Namun, mendung duka itu perlahan tersingkap. Isak tangis yang biasanya pecah karena kesedihan. Kini, pada 10 Januari 2026, berganti menjadi tangis haru. Harapan itu akhirnya mewujud dalam bentuk Hunian Sementara (Huntara).
Langkah kaki para relawan yang datang menjemput penyintas menjadi pemandangan paling indah di awal tahun ini. Dengan penuh kehati-hatian, petugas memprioritaskan mereka yang paling rapuh.
Para lansia yang tulang-tulangnya mulai linu dimakan lembap, serta bayi-bayi mungil yang harus berjuang melawan sakit di tengah sanitasi yang buruk.

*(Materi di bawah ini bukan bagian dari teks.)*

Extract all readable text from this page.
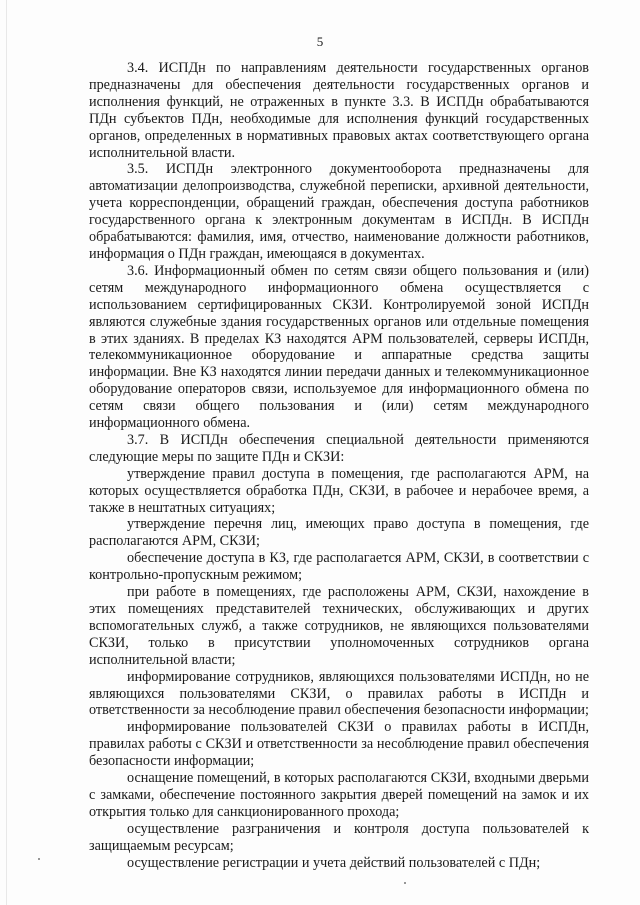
5

3.4. ИСПДн по направлениям деятельности государственных органов предназначены для обеспечения деятельности государственных органов и исполнения функций, не отраженных в пункте 3.3. В ИСПДн обрабатываются ПДн субъектов ПДн, необходимые для исполнения функций государственных органов, определенных в нормативных правовых актах соответствующего органа исполнительной власти.

3.5. ИСПДн электронного документооборота предназначены для автоматизации делопроизводства, служебной переписки, архивной деятельности, учета корреспонденции, обращений граждан, обеспечения доступа работников государственного органа к электронным документам в ИСПДн. В ИСПДн обрабатываются: фамилия, имя, отчество, наименование должности работников, информация о ПДн граждан, имеющаяся в документах.

3.6. Информационный обмен по сетям связи общего пользования и (или) сетям международного информационного обмена осуществляется с использованием сертифицированных СКЗИ. Контролируемой зоной ИСПДн являются служебные здания государственных органов или отдельные помещения в этих зданиях. В пределах КЗ находятся АРМ пользователей, серверы ИСПДн, телекоммуникационное оборудование и аппаратные средства защиты информации. Вне КЗ находятся линии передачи данных и телекоммуникационное оборудование операторов связи, используемое для информационного обмена по сетям связи общего пользования и (или) сетям международного информационного обмена.

3.7. В ИСПДн обеспечения специальной деятельности применяются следующие меры по защите ПДн и СКЗИ:

утверждение правил доступа в помещения, где располагаются АРМ, на которых осуществляется обработка ПДн, СКЗИ, в рабочее и нерабочее время, а также в нештатных ситуациях;

утверждение перечня лиц, имеющих право доступа в помещения, где располагаются АРМ, СКЗИ;

обеспечение доступа в КЗ, где располагается АРМ, СКЗИ, в соответствии с контрольно-пропускным режимом;

при работе в помещениях, где расположены АРМ, СКЗИ, нахождение в этих помещениях представителей технических, обслуживающих и других вспомогательных служб, а также сотрудников, не являющихся пользователями СКЗИ, только в присутствии уполномоченных сотрудников органа исполнительной власти;

информирование сотрудников, являющихся пользователями ИСПДн, но не являющихся пользователями СКЗИ, о правилах работы в ИСПДн и ответственности за несоблюдение правил обеспечения безопасности информации;

информирование пользователей СКЗИ о правилах работы в ИСПДн, правилах работы с СКЗИ и ответственности за несоблюдение правил обеспечения безопасности информации;

оснащение помещений, в которых располагаются СКЗИ, входными дверьми с замками, обеспечение постоянного закрытия дверей помещений на замок и их открытия только для санкционированного прохода;

осуществление разграничения и контроля доступа пользователей к защищаемым ресурсам;

осуществление регистрации и учета действий пользователей с ПДн;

Tujuh kepala keluarga terpilih menjadi penghuni pertama "istana sederhana" ini. Meski dindingnya tak semegah rumah permanen, Huntara ini menawarkan satu hal yang sudah lama hilang dari hidup mereka.
Seorang warga Buk Tika, mengaku, Meski dengan fasilitas yang sederhana, setidaknya dilokasi Huntara ini, penyintas banjir yang menjadi prioritas penghuni pertama, merasakan perhatian dan pemulihan terhadap kondisi kesehatan dan sikologis mereka.